Working Draft Beer Co. opens on near east side
Come for the beer, stay for the poetry
On paper, Ryan Browne, founder and co-owner of the newly opened Working Draft Beer Co., could be any other craft brewery owner. Browne is a 30-something male, originally from Colorado, who made his first batch of home brew — a clone of New Belgium’s ubiquitous Fat Tire — during his first year of grad school in 2006. But when Browne starts comparing beer to minimalist poetry and discussing the need for businesses to support the arts, you realize Working Draft is more than your typical brewery.
Located at 1129 E. Wilson St. across from McPike Park (formerly Central Park), Working Draft opened in early March. All four owners, Browne, Ben Feifarek, brewmaster Clint Lohman and J Bowen, met through the Wine and Hop Shop, a home brewing supply shop on Monroe Street.
Browne, who got a job at the Wine and Hop Shop when he first moved to Madison in 2011 and also worked as the coordinator of the writing center at Madison College (he received an MFA in creative writing from the University of Alabama), says it was only a matter of time before he started his own business. “Every home brewer dreams of opening a brewery,” he says.
With partners on board and a great location on the near east side of Madison close to the Capital City State Trail, Browne started looking for a head brewer. He turned to Lohman, his former coworker at the Wine and Hop Shop, who had since taken brewing jobs at Vintage Brewing Co. and Wisconsin Brewing Co. With their shared love of the brewing process, Working Draft began to take shape.
The focal point of the bright, airy taproom is the visible brewing area, which Browne says was intentional. “When people walk in, we want them to know they are in a brewery, not just a taproom,” Browne says. “The days you come in here and beer is being brewed, it’s steamy and smells like a batch of beer.”

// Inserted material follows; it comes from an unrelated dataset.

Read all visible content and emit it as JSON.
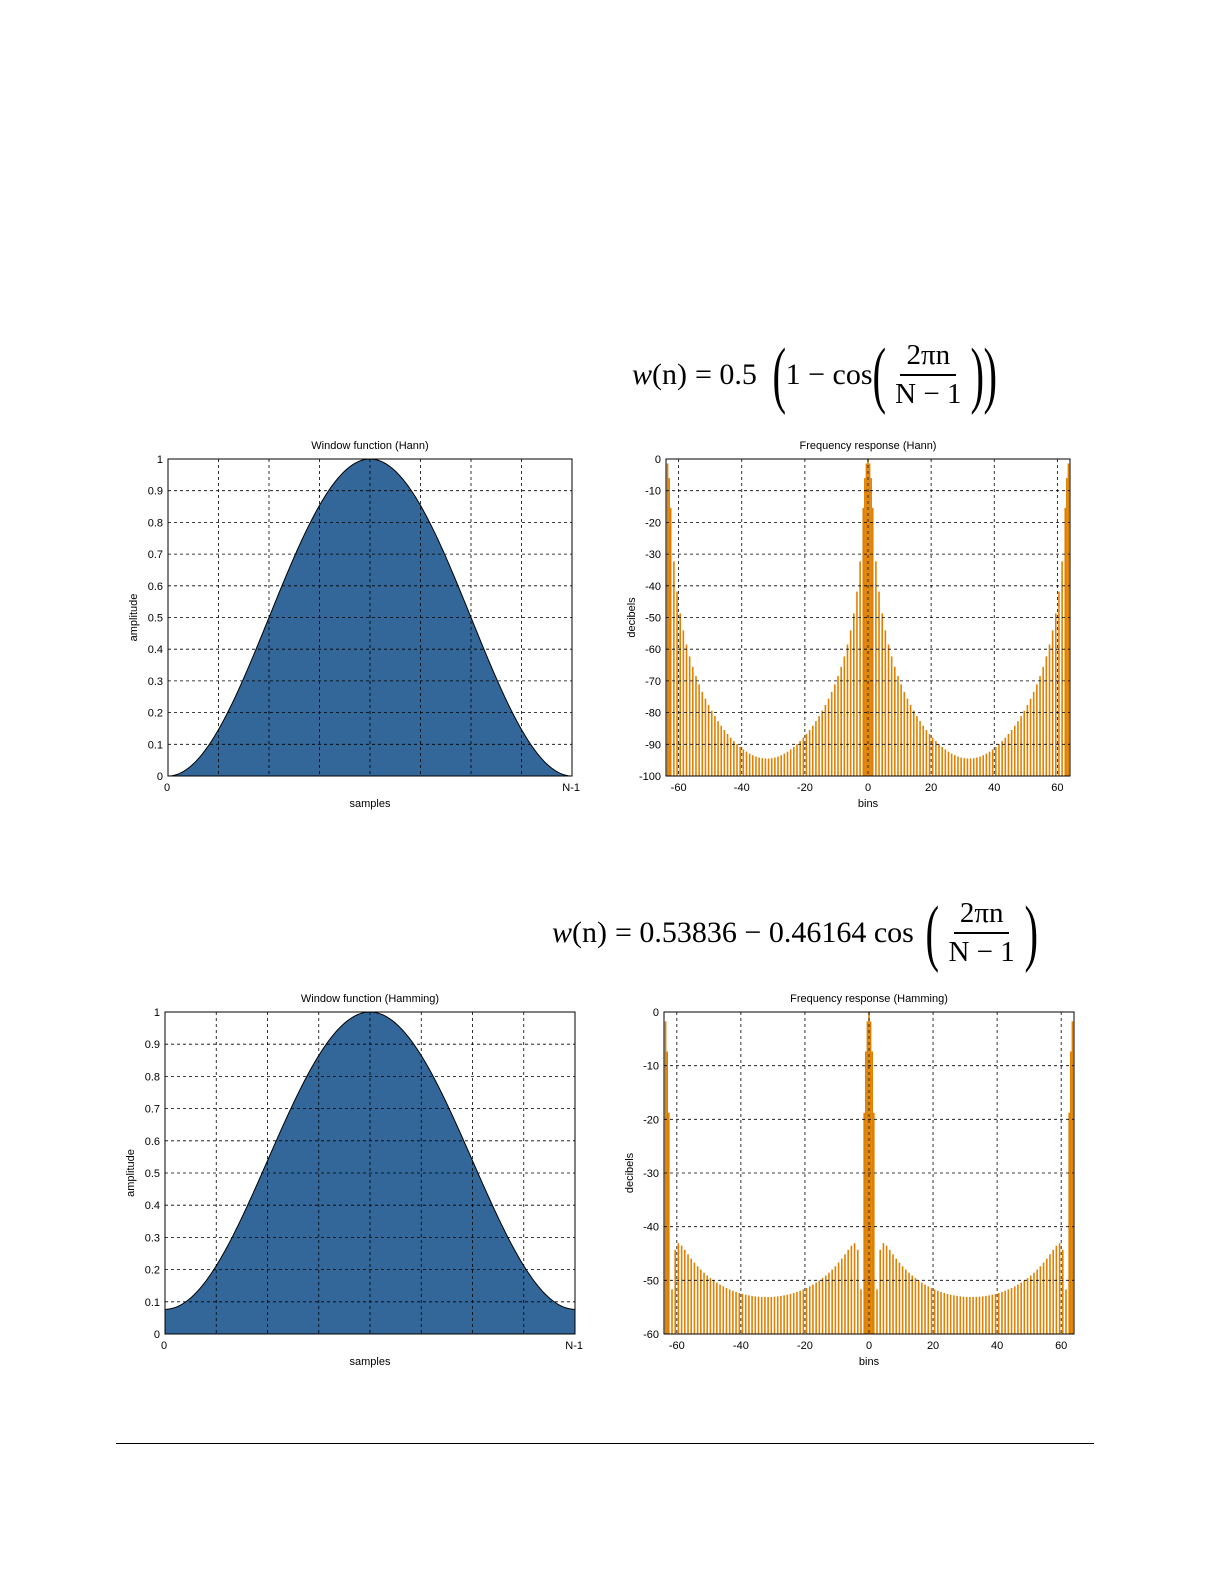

Beer brewed in-house pours from most of the 16 tap lines, but there is also a gluten-free beer from Alt Brew and a carbonated, non-alcoholic tea soda from nearby Macha Tea Co. An occasional home brew will also take over a tap line, too.
While there is a focus on India pale ales, like the hazy, best-selling Pulp Culture, there are many options to choose from. Browne and Lohman are both especially proud of the Zwickle Vision, an unfiltered pilsner. Browne explains that in the brewing industry, people will often go into a brewery and order the lightest lager possible because it will tell you a lot about the brewery and the skill level of the brewers. “There’s nothing to hide behind,” Browne says. “It’s just like a minimalist poem.” He compares it to a “The Red Wheelbarrow,” a famous poem by William Carlos Williams. “This is an amazing poem! He has nothing to hide behind because it’s only 16 words or 17 words,” Browne says. “That’s a pilsner, and when you hit it and hit it right, that’s awesome.”

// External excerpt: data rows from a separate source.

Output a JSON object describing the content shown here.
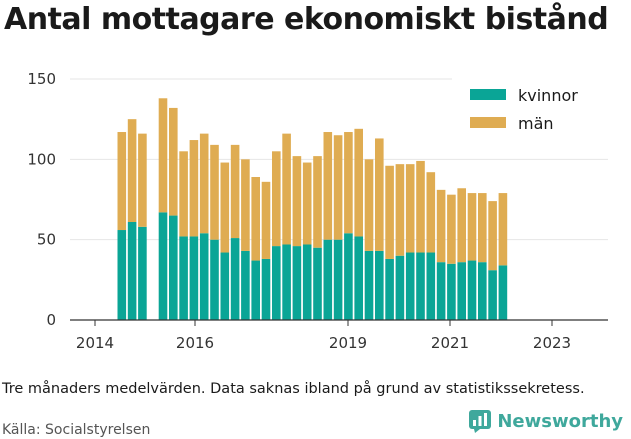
{
  "title": "Antal mottagare ekonomiskt bistånd",
  "note": "Tre månaders medelvärden. Data saknas ibland på grund av statistikssekretess.",
  "source": "Källa: Socialstyrelsen",
  "brand": {
    "name": "Newsworthy",
    "icon": "newsworthy-logo-icon"
  },
  "colors": {
    "kvinnor": "#0aa596",
    "man": "#dfac52",
    "grid": "#e6e6e6",
    "axis": "#333333"
  },
  "chart_data": {
    "type": "bar",
    "stacked": true,
    "legend_position": "top-right",
    "grid": true,
    "ylim": [
      0,
      150
    ],
    "y_ticks": [
      0,
      50,
      100,
      150
    ],
    "x_tick_labels": [
      "2014",
      "2016",
      "2019",
      "2021",
      "2023"
    ],
    "series": [
      {
        "name": "kvinnor",
        "values": [
          null,
          56,
          61,
          58,
          null,
          67,
          65,
          52,
          52,
          54,
          50,
          42,
          51,
          43,
          37,
          38,
          46,
          47,
          46,
          47,
          45,
          50,
          50,
          54,
          52,
          43,
          43,
          38,
          40,
          42,
          42,
          42,
          36,
          35,
          36,
          37,
          36,
          31,
          34
        ]
      },
      {
        "name": "män",
        "values": [
          null,
          61,
          64,
          58,
          null,
          71,
          67,
          53,
          60,
          62,
          59,
          56,
          58,
          57,
          52,
          48,
          59,
          69,
          56,
          51,
          57,
          67,
          65,
          63,
          67,
          57,
          70,
          58,
          57,
          55,
          57,
          50,
          45,
          43,
          46,
          42,
          43,
          43,
          45
        ]
      }
    ]
  }
}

As spring turns into summer, full-bodied oatmeal stouts will make way for lighter beers at Working Draft, like a wild rice witbier brewed with locally sourced chamomile and coriander. The brewery currently offers food Tuesdays through Saturdays. Menu items, the bulk of which are sourced from Dan Fox of Heritage Tavern, include ham sandwiches, cheese boards and tacos on Tuesdays. Chocolate from neighbor chocolatier WM Chocolate is also available.
Stay tuned for more space to hang out here (Browne is in talks with the neighborhood about plans for an outdoor patio) as well as more events like the poetry reading on April 30 in honor of National Poetry Month.
“One of the big pieces of our identity with the brewery is that beer is an awesome catalyst for bringing people together,” Browne says. “That’s really why we opened the brewery and designed it the way we did as a hub for people to gather. Beer is fantastic. We love beer. But really, it’s an opportunity for people to gather together.”